When you set aspNetCompatibilityEnabled to true in your config file, you are stating that your services will participate in the ASP.NET pipeline; so items like ASP.NET session are available. You need to decorate your services appropriately if this is the case, since ASP.NET Compatibility Mode is set to false by default.

So by decorating your service implementation with a RequirementsMode of Allowed, you're stating a happy middle ground that basically says your service doesn't care what the aspNetCompatibility mode is (true or false). If your RequirementsMode is Required, then you need to have the config aspNetCompatibilityEnabled set to true; the opposite is true if your RequirementsMode is set to NotAllowed.

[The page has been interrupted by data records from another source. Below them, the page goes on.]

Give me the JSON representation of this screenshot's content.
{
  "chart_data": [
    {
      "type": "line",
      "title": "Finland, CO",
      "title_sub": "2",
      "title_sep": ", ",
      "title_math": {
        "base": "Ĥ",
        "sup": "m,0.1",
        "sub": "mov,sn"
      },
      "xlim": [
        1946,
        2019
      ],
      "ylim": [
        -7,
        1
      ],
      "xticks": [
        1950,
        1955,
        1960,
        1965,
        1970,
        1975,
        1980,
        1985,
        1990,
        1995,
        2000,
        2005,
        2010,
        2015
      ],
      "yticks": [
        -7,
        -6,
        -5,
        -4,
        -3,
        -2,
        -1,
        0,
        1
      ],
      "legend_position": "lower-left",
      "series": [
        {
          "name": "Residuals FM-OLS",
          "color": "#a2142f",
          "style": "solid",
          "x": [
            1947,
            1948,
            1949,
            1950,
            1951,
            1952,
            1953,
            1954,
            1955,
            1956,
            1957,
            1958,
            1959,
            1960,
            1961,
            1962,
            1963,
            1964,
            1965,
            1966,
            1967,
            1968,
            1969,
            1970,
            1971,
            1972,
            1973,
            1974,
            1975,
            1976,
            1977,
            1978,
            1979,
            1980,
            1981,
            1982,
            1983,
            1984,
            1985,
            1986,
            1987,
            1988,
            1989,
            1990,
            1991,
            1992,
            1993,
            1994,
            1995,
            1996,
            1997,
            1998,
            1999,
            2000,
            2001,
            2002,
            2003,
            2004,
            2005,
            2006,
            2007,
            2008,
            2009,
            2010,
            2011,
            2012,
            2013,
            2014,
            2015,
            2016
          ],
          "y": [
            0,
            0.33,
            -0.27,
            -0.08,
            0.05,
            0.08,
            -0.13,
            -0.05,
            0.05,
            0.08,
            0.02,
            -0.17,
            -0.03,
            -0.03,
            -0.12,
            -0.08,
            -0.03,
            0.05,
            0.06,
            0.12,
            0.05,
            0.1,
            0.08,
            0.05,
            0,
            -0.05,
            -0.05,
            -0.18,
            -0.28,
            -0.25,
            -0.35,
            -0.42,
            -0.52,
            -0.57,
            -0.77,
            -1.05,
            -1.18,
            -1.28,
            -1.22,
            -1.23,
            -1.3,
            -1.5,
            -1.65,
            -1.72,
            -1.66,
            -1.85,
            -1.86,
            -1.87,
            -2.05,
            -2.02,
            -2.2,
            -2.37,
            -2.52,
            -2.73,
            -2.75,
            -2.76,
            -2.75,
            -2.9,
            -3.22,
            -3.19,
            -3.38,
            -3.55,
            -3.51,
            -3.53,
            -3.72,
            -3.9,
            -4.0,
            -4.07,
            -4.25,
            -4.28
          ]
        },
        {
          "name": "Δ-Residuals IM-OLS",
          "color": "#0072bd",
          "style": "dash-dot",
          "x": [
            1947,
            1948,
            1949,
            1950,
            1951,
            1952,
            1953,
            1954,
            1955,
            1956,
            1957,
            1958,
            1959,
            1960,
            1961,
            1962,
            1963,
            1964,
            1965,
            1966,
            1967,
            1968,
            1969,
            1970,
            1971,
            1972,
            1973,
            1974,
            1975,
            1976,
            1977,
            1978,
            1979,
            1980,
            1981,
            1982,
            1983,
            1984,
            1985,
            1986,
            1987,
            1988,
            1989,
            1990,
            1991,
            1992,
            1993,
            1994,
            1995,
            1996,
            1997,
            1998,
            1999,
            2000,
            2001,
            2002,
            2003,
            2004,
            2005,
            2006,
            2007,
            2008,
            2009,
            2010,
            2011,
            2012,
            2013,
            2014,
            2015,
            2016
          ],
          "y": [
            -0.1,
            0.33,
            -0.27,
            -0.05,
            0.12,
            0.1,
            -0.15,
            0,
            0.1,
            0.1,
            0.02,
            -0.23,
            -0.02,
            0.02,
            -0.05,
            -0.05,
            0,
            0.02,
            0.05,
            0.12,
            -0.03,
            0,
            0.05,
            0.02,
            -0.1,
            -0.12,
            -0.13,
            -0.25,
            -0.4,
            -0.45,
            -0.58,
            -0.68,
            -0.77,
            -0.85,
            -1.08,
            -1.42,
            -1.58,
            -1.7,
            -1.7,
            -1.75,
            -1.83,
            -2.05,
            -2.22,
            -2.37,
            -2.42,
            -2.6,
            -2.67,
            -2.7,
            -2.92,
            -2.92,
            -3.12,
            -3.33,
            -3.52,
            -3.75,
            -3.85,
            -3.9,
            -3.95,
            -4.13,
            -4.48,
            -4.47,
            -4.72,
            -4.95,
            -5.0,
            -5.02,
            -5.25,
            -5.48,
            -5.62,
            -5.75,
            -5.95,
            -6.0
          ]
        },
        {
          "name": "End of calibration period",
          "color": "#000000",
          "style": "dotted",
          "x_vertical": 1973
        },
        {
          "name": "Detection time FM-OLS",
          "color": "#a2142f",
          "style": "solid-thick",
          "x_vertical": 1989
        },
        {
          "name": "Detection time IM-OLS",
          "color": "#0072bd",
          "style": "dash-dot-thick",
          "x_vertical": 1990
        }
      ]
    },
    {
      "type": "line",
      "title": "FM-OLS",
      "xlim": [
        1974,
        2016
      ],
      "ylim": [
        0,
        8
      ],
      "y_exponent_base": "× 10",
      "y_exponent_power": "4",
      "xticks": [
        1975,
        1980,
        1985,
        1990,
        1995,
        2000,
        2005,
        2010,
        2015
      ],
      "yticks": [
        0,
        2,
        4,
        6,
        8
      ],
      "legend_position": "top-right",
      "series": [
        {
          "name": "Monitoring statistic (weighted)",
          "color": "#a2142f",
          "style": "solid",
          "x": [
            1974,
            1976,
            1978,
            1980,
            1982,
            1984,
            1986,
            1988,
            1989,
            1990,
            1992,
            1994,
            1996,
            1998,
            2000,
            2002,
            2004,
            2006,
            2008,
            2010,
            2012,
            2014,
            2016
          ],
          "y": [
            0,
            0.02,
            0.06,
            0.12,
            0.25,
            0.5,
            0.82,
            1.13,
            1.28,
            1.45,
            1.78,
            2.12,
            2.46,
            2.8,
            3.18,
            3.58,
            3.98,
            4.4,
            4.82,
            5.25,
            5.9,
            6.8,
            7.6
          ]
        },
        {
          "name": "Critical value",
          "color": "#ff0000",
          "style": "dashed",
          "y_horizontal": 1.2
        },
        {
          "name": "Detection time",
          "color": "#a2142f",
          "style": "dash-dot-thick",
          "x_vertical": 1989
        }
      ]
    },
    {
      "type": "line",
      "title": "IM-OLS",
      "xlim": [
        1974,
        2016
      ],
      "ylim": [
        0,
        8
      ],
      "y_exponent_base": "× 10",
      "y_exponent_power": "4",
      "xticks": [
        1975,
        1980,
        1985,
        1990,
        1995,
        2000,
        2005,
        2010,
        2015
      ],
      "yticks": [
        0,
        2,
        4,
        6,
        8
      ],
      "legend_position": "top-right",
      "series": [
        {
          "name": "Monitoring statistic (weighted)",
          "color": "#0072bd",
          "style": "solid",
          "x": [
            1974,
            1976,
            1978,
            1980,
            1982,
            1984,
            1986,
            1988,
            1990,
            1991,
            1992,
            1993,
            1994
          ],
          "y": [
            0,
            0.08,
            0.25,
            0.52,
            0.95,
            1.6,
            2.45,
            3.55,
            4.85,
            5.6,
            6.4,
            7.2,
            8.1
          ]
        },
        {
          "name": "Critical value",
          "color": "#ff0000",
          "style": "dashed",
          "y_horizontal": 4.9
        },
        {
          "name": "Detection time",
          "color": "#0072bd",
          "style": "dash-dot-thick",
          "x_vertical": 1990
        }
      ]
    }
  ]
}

(If you go with the happy middle ground of RequirementsMode of Allowed, you can check in your service implementation if aspNetCompatibilityEnabled is enabled or not by checking the static ServiceHostingEnvironment.AspNetCompatibilityEnabled property.)

Silverlight must have a dependency on the ASP.NET pipeline (I'm not a Silverlight developer), which is why you need to enable this compatibility mode in your config and on your services in order for them to be called by Silverlight apps.

Check out MSDN's documentation on this here. The thing to know is that if you don't need ASP.NET pipeline goodies, then you don't need to decorate your services or set the aspNetCompatibilityEnabled setting in your config (they're turned off by default).